Welcome to a Getaway Day edition of the Friday Feedback. A vacation begins Monday — hardly any travel, so I need not worry about my wallet this time — but I don’t think I’ll be stepping too far away from the laptop. It will be kind of sparse here until I return the 30th, but I might pop in if I see the bat symbol. I have an idea for Monday, maybe Tuesday and perhaps even Friday. And who knows, maybe there’s a guest host here or there. No promises. Only vague innuendo.
Before we begin today, a word about recruiting:
Eh.
I find I have a lot of respect for the folks who chase these stories for a living. Just through my far less passionate fiddling with that instrument, I find it a frustrating thing to do.
And still yet, I find it oddly compelling to follow.
Maybe it’s just me and a jaded view or a strained look for a different angle, but it seems like it’s a rapidly evolving soap opera these days. To that, it’s become … oh boy … almost enjoyable. Hardly ever is a story now merely about how Player A commits to School X. There are layers under the surface. One side’s playing another. He uses them. They woo him. There are angels and demons. Rules are made and broken. People are up to good and no good.
And then there’s us, here to digest and opine as we see it and frequently those things becomes angles and stories worth pursuing. I think it’s the second wave. The Rivals and Scout and associated sites were the first and made it a business. Newspapers tried to follow, only now it’s hard because staffs are so much smaller and more specialized to focus on bigger beats. (The same is said for those recruiting sites and how they don’t devote as much to the games and results and features as do newspapers.)
The larger papers can have a recruiting beat, but those are an endangered species today. What we do have, though, is an edge in numbers and circulation over the Web sites so the news has to be delivered, if even a day or a few days late. You then have to make people care. So you dig and unearth an angle and even if the target has already heard about a commitment or a signing, it’s at least presented in a way to make one give a darn about old news. More and more now it’s about pulling back the curtain on recruiting.
What’s next? Personally, I’d love to see a kid take it into his/her own hands and devote a Twitter page to the entire recruiting process. I believe we’ll then see the introduction of “tertiary recruiting violations.” Giddyup.
Onto the Feedback. As always, comments appear as posted. In lieu of a joke, how about a shameless plug. Let’s pick the 15-v.-2 upset.
Mack said:
I’ve had this idea for a while (but never spent the time to fully develop it because I don’t get paid to do so) … but the best way to do this is to promote/relegate to/from BCS conferences.

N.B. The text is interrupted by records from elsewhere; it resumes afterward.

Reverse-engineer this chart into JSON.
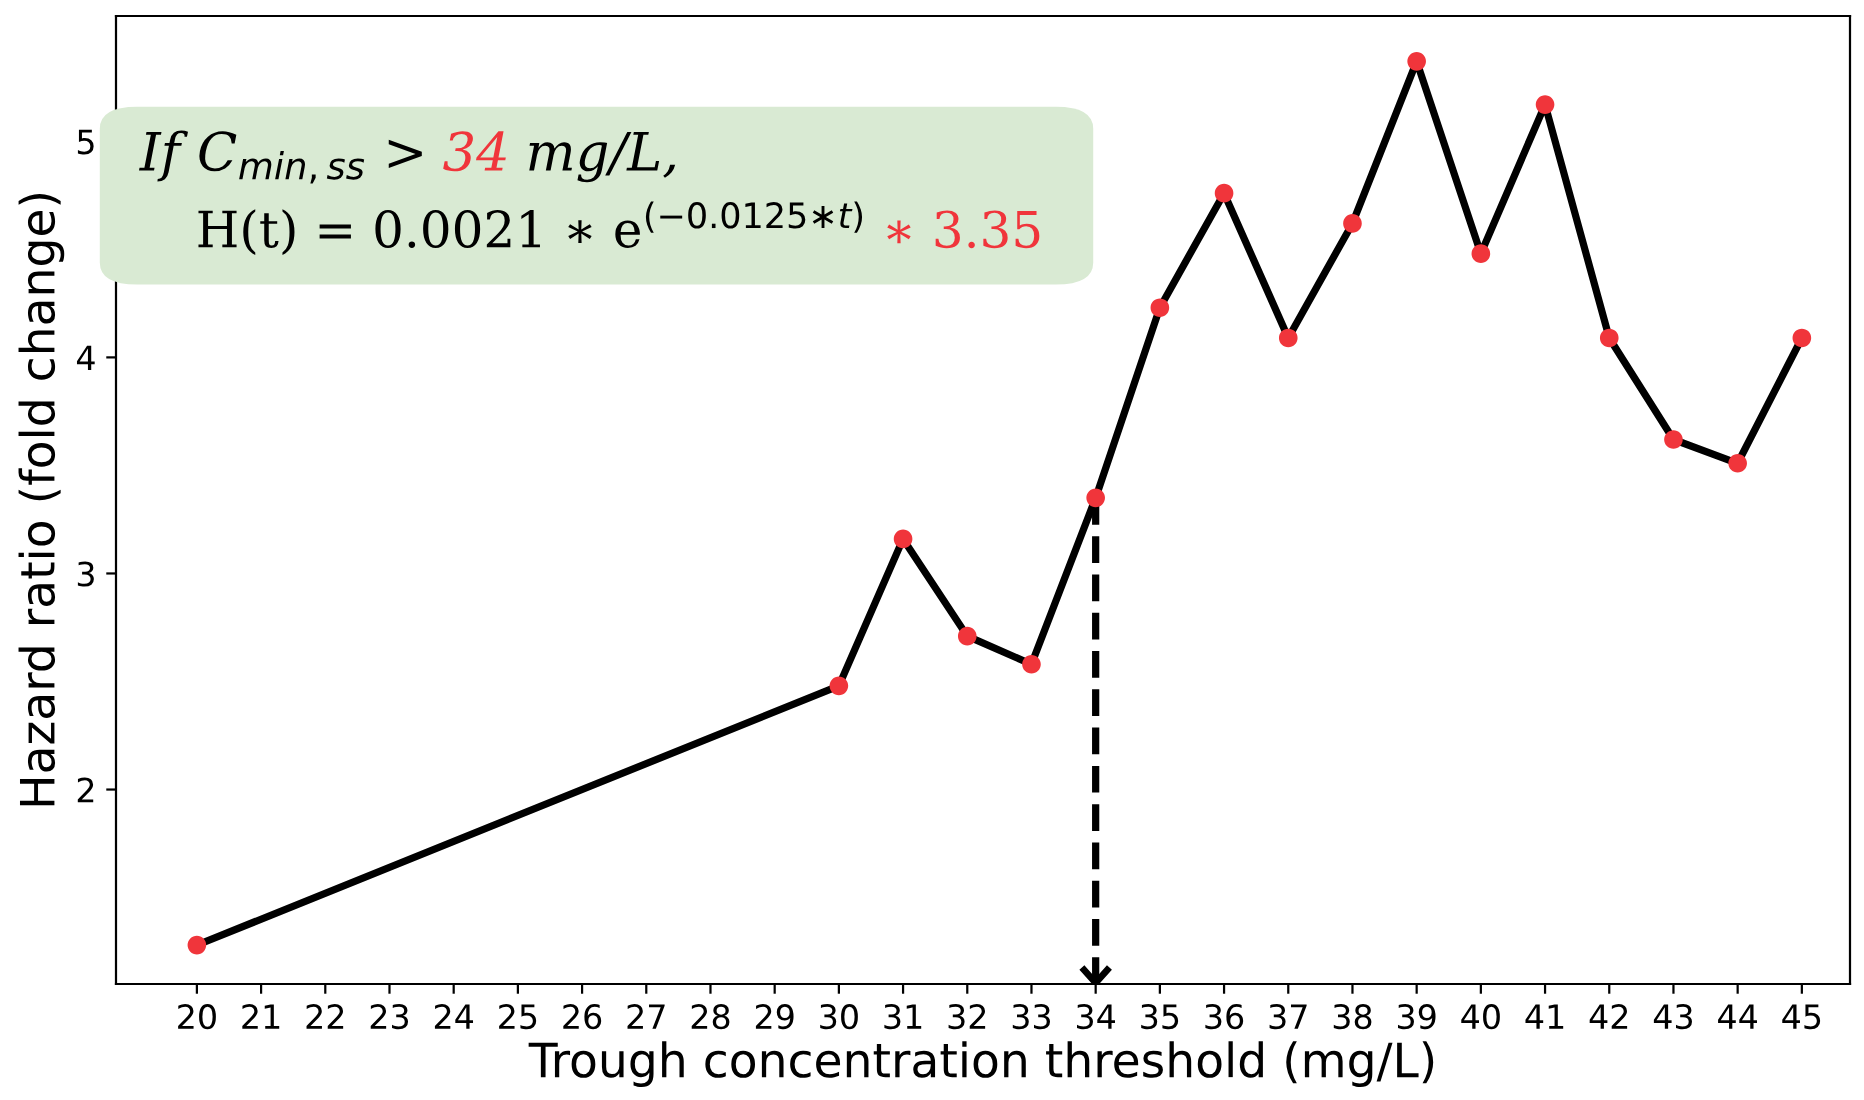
{
  "chart_data": {
    "type": "line",
    "xlabel": "Trough concentration threshold (mg/L)",
    "ylabel": "Hazard ratio (fold change)",
    "x": [
      20,
      30,
      31,
      32,
      33,
      34,
      35,
      36,
      37,
      38,
      39,
      40,
      41,
      42,
      43,
      44,
      45
    ],
    "series": [
      {
        "color": "#000000",
        "colors": [
          "#f0353b",
          "#f0353b",
          "#f0353b",
          "#f0353b",
          "#f0353b",
          "#f0353b",
          "#f0353b",
          "#f0353b",
          "#f0353b",
          "#f0353b",
          "#f0353b",
          "#f0353b",
          "#f0353b",
          "#f0353b",
          "#f0353b",
          "#f0353b",
          "#f0353b"
        ],
        "values": [
          1.28,
          2.48,
          3.16,
          2.71,
          2.58,
          3.35,
          4.23,
          4.76,
          4.09,
          4.62,
          5.37,
          4.48,
          5.17,
          4.09,
          3.62,
          3.51,
          4.09
        ]
      }
    ],
    "marker": "circle",
    "line_style": "solid",
    "grid": false,
    "legend": false,
    "xlim": [
      18.74,
      45.75
    ],
    "ylim": [
      1.1,
      5.58
    ],
    "xticks": [
      20,
      21,
      22,
      23,
      24,
      25,
      26,
      27,
      28,
      29,
      30,
      31,
      32,
      33,
      34,
      35,
      36,
      37,
      38,
      39,
      40,
      41,
      42,
      43,
      44,
      45
    ],
    "yticks": [
      2,
      3,
      4,
      5
    ],
    "ref_lines": [
      {
        "axis": "x",
        "value": 34,
        "line_style": "dashed",
        "color": "#000000"
      }
    ],
    "annotations": [
      "If C$_{min,ss}$ >",
      "34",
      "mg/L,",
      "H(t) = 0.0021 ∗ e$^{(−0.0125∗t)}$",
      "∗ 3.35"
    ]
  }
}
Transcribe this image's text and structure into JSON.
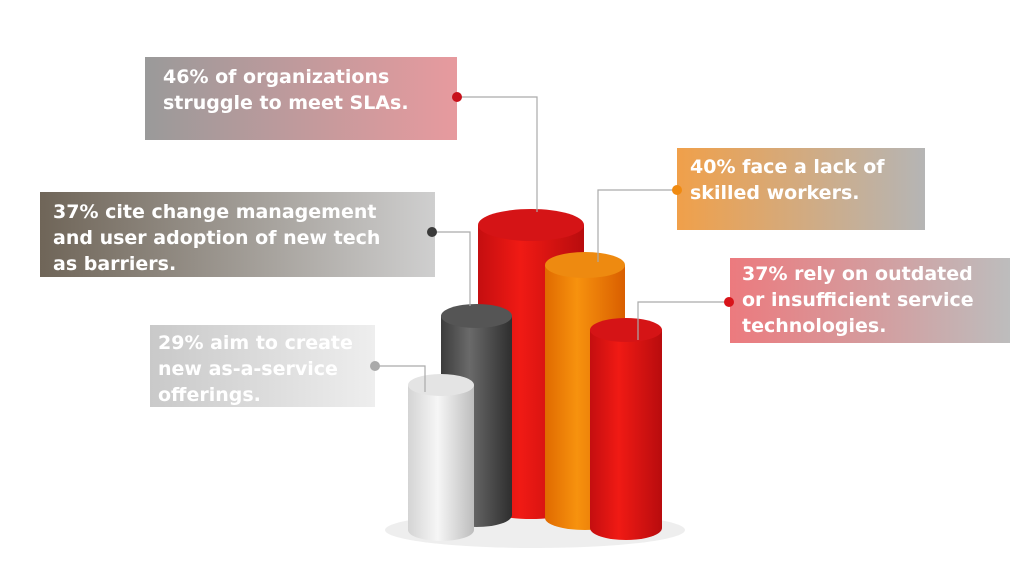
{
  "callouts": [
    {
      "lines": [
        "46% of organizations",
        "struggle to meet SLAs."
      ]
    },
    {
      "lines": [
        "37% cite change management",
        "and user adoption of new tech",
        "as barriers."
      ]
    },
    {
      "lines": [
        "29% aim to create",
        "new as-a-service",
        "offerings."
      ]
    },
    {
      "lines": [
        "40% face a lack of",
        "skilled workers."
      ]
    },
    {
      "lines": [
        "37% rely on outdated",
        "or insufficient service",
        "technologies."
      ]
    }
  ]
}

Therefore, the winners of the Mountain West, CUSA, and Sun Belt move up and the losers of the BCS conferences move down. Like anything else, this would be good for the sport, but politics (and Vanderbilt/Syracusa/Northwestern/Stanford) would keep it from happening. This would virtually abolish all of the academic institutions in D-1 and promote the state schools with no standards.

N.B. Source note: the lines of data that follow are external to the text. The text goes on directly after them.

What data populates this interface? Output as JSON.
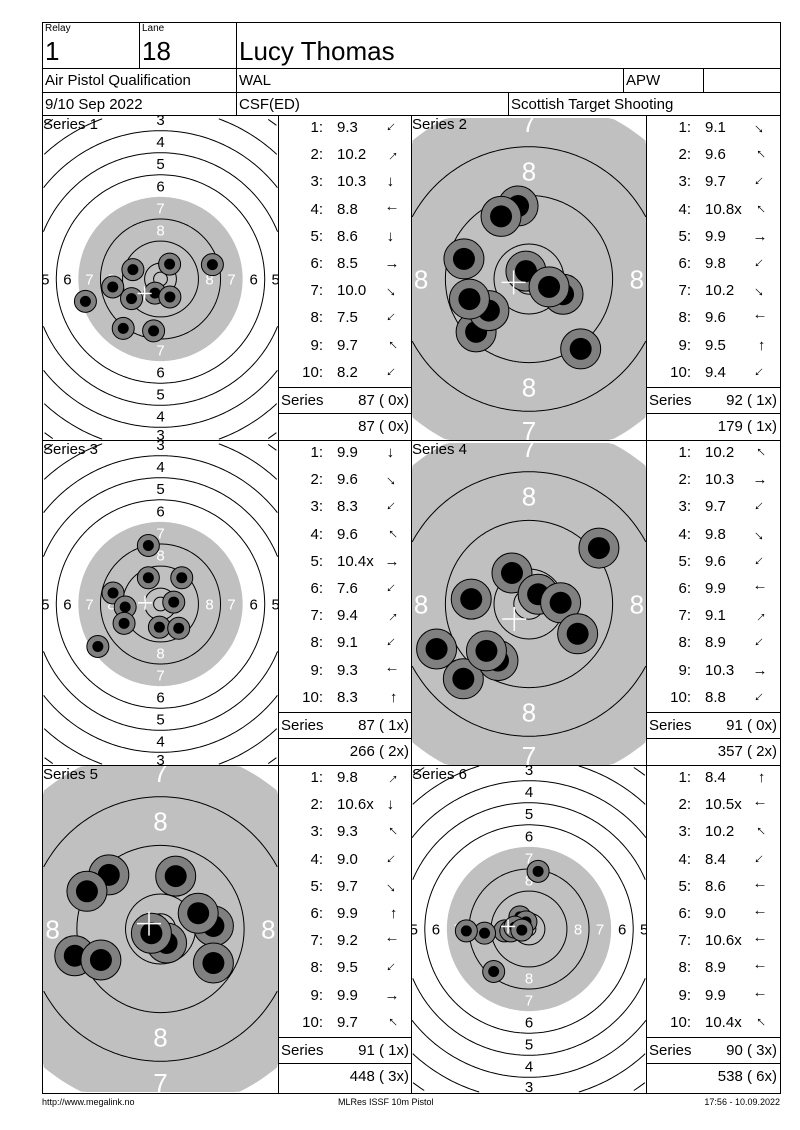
{
  "header": {
    "relay_label": "Relay",
    "relay": "1",
    "lane_label": "Lane",
    "lane": "18",
    "name": "Lucy Thomas",
    "event": "Air Pistol Qualification",
    "nation": "WAL",
    "class": "APW",
    "extra": "",
    "date": "9/10 Sep 2022",
    "venue_code": "CSF(ED)",
    "organizer": "Scottish Target Shooting"
  },
  "series_label": "Series",
  "colors": {
    "target_black": "#c0c0c0",
    "shot_outer": "#808080",
    "shot_inner": "#000000"
  },
  "series": [
    {
      "title": "Series 1",
      "view": "wide",
      "shots": [
        {
          "n": "1:",
          "score": "9.3",
          "dir": "sw"
        },
        {
          "n": "2:",
          "score": "10.2",
          "dir": "ne"
        },
        {
          "n": "3:",
          "score": "10.3",
          "dir": "s"
        },
        {
          "n": "4:",
          "score": "8.8",
          "dir": "w"
        },
        {
          "n": "5:",
          "score": "8.6",
          "dir": "s"
        },
        {
          "n": "6:",
          "score": "8.5",
          "dir": "e"
        },
        {
          "n": "7:",
          "score": "10.0",
          "dir": "se"
        },
        {
          "n": "8:",
          "score": "7.5",
          "dir": "sw"
        },
        {
          "n": "9:",
          "score": "9.7",
          "dir": "nw"
        },
        {
          "n": "10:",
          "score": "8.2",
          "dir": "sw"
        }
      ],
      "positions_mm": [
        [
          3.3,
          -5.4
        ],
        [
          18.8,
          -5.2
        ],
        [
          -10,
          -3.4
        ],
        [
          -17.3,
          2.9
        ],
        [
          -10.5,
          7.1
        ],
        [
          -2,
          5.1
        ],
        [
          3.4,
          6.5
        ],
        [
          -27.2,
          8.1
        ],
        [
          -13.5,
          17.9
        ],
        [
          -2.5,
          18.8
        ]
      ],
      "series_total": "87 ( 0x)",
      "running_total": "87 ( 0x)"
    },
    {
      "title": "Series 2",
      "view": "close",
      "shots": [
        {
          "n": "1:",
          "score": "9.1",
          "dir": "se"
        },
        {
          "n": "2:",
          "score": "9.6",
          "dir": "nw"
        },
        {
          "n": "3:",
          "score": "9.7",
          "dir": "sw"
        },
        {
          "n": "4:",
          "score": "10.8x",
          "dir": "nw"
        },
        {
          "n": "5:",
          "score": "9.9",
          "dir": "e"
        },
        {
          "n": "6:",
          "score": "9.8",
          "dir": "sw"
        },
        {
          "n": "7:",
          "score": "10.2",
          "dir": "se"
        },
        {
          "n": "8:",
          "score": "9.6",
          "dir": "w"
        },
        {
          "n": "9:",
          "score": "9.5",
          "dir": "n"
        },
        {
          "n": "10:",
          "score": "9.4",
          "dir": "sw"
        }
      ],
      "positions_mm": [
        [
          -1.8,
          -12
        ],
        [
          -4.6,
          -10.3
        ],
        [
          -10.7,
          -3.3
        ],
        [
          -0.5,
          -1.3
        ],
        [
          5.6,
          2.5
        ],
        [
          8.5,
          11.5
        ],
        [
          -8.7,
          8.7
        ],
        [
          -6.6,
          5.2
        ],
        [
          -9.8,
          3.3
        ],
        [
          3.3,
          1.3
        ]
      ],
      "series_total": "92 ( 1x)",
      "running_total": "179 ( 1x)"
    },
    {
      "title": "Series 3",
      "view": "wide",
      "shots": [
        {
          "n": "1:",
          "score": "9.9",
          "dir": "s"
        },
        {
          "n": "2:",
          "score": "9.6",
          "dir": "se"
        },
        {
          "n": "3:",
          "score": "8.3",
          "dir": "sw"
        },
        {
          "n": "4:",
          "score": "9.6",
          "dir": "nw"
        },
        {
          "n": "5:",
          "score": "10.4x",
          "dir": "e"
        },
        {
          "n": "6:",
          "score": "7.6",
          "dir": "sw"
        },
        {
          "n": "7:",
          "score": "9.4",
          "dir": "ne"
        },
        {
          "n": "8:",
          "score": "9.1",
          "dir": "sw"
        },
        {
          "n": "9:",
          "score": "9.3",
          "dir": "w"
        },
        {
          "n": "10:",
          "score": "8.3",
          "dir": "n"
        }
      ],
      "positions_mm": [
        [
          -4.4,
          -21.2
        ],
        [
          -4.4,
          -9.5
        ],
        [
          7.7,
          -9.5
        ],
        [
          -17.2,
          -4
        ],
        [
          -12.8,
          1.1
        ],
        [
          4.8,
          -0.7
        ],
        [
          -13.2,
          7
        ],
        [
          -0.4,
          8.4
        ],
        [
          6.6,
          8.8
        ],
        [
          -22.7,
          15.4
        ]
      ],
      "series_total": "87 ( 1x)",
      "running_total": "266 ( 2x)"
    },
    {
      "title": "Series 4",
      "view": "close",
      "shots": [
        {
          "n": "1:",
          "score": "10.2",
          "dir": "nw"
        },
        {
          "n": "2:",
          "score": "10.3",
          "dir": "e"
        },
        {
          "n": "3:",
          "score": "9.7",
          "dir": "sw"
        },
        {
          "n": "4:",
          "score": "9.8",
          "dir": "se"
        },
        {
          "n": "5:",
          "score": "9.6",
          "dir": "sw"
        },
        {
          "n": "6:",
          "score": "9.9",
          "dir": "w"
        },
        {
          "n": "7:",
          "score": "9.1",
          "dir": "ne"
        },
        {
          "n": "8:",
          "score": "8.9",
          "dir": "sw"
        },
        {
          "n": "9:",
          "score": "10.3",
          "dir": "e"
        },
        {
          "n": "10:",
          "score": "8.8",
          "dir": "sw"
        }
      ],
      "positions_mm": [
        [
          11.5,
          -9.2
        ],
        [
          -2.8,
          -5.1
        ],
        [
          -9.5,
          -0.8
        ],
        [
          1.5,
          -1.6
        ],
        [
          5.2,
          -0.2
        ],
        [
          8,
          4.9
        ],
        [
          -15.2,
          7.4
        ],
        [
          -10.8,
          12.3
        ],
        [
          -5.1,
          9.3
        ],
        [
          -7,
          7.7
        ]
      ],
      "series_total": "91 ( 0x)",
      "running_total": "357 ( 2x)"
    },
    {
      "title": "Series 5",
      "view": "close",
      "shots": [
        {
          "n": "1:",
          "score": "9.8",
          "dir": "ne"
        },
        {
          "n": "2:",
          "score": "10.6x",
          "dir": "s"
        },
        {
          "n": "3:",
          "score": "9.3",
          "dir": "nw"
        },
        {
          "n": "4:",
          "score": "9.0",
          "dir": "sw"
        },
        {
          "n": "5:",
          "score": "9.7",
          "dir": "se"
        },
        {
          "n": "6:",
          "score": "9.9",
          "dir": "n"
        },
        {
          "n": "7:",
          "score": "9.2",
          "dir": "w"
        },
        {
          "n": "8:",
          "score": "9.5",
          "dir": "sw"
        },
        {
          "n": "9:",
          "score": "9.9",
          "dir": "e"
        },
        {
          "n": "10:",
          "score": "9.7",
          "dir": "nw"
        }
      ],
      "positions_mm": [
        [
          2.5,
          -8.7
        ],
        [
          -8.5,
          -8.9
        ],
        [
          -12.1,
          -6.2
        ],
        [
          8.7,
          -0.5
        ],
        [
          1,
          2.3
        ],
        [
          8.7,
          5.6
        ],
        [
          -14.1,
          4.4
        ],
        [
          -9.8,
          5.1
        ],
        [
          6.2,
          -2.6
        ],
        [
          -1.5,
          0.7
        ]
      ],
      "series_total": "91 ( 1x)",
      "running_total": "448 ( 3x)"
    },
    {
      "title": "Series 6",
      "view": "wide",
      "shots": [
        {
          "n": "1:",
          "score": "8.4",
          "dir": "n"
        },
        {
          "n": "2:",
          "score": "10.5x",
          "dir": "w"
        },
        {
          "n": "3:",
          "score": "10.2",
          "dir": "nw"
        },
        {
          "n": "4:",
          "score": "8.4",
          "dir": "sw"
        },
        {
          "n": "5:",
          "score": "8.6",
          "dir": "w"
        },
        {
          "n": "6:",
          "score": "9.0",
          "dir": "w"
        },
        {
          "n": "7:",
          "score": "10.6x",
          "dir": "w"
        },
        {
          "n": "8:",
          "score": "8.9",
          "dir": "w"
        },
        {
          "n": "9:",
          "score": "9.9",
          "dir": "w"
        },
        {
          "n": "10:",
          "score": "10.4x",
          "dir": "nw"
        }
      ],
      "positions_mm": [
        [
          3.3,
          -20.9
        ],
        [
          -3.3,
          -4.4
        ],
        [
          -1.1,
          -2.6
        ],
        [
          -8.8,
          0.7
        ],
        [
          -16.1,
          1.5
        ],
        [
          -22.7,
          0.7
        ],
        [
          -6.6,
          0.7
        ],
        [
          -12.8,
          15.4
        ],
        [
          -5.1,
          -0.7
        ],
        [
          -2.6,
          0.4
        ]
      ],
      "series_total": "90 ( 3x)",
      "running_total": "538 ( 6x)"
    }
  ],
  "footer": {
    "url": "http://www.megalink.no",
    "software": "MLRes ISSF 10m Pistol",
    "timestamp": "17:56 - 10.09.2022"
  }
}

I get paid to do so and I really wish I’d given it more time. Who knows, maybe I do so again in the future. I think in some form it’d work and rejuvenate the game. There are so many nightmarish logistical obstacles, though. I really did like the submitted idea from the original post as well as this one and mine, but how can you restructure conferences and the finances every year or every few years? It’d require a dramastic — dramatic AND drastic … it’d be that big — change in philosophy or you’d have a total apocalypse. That said, I think it can happen.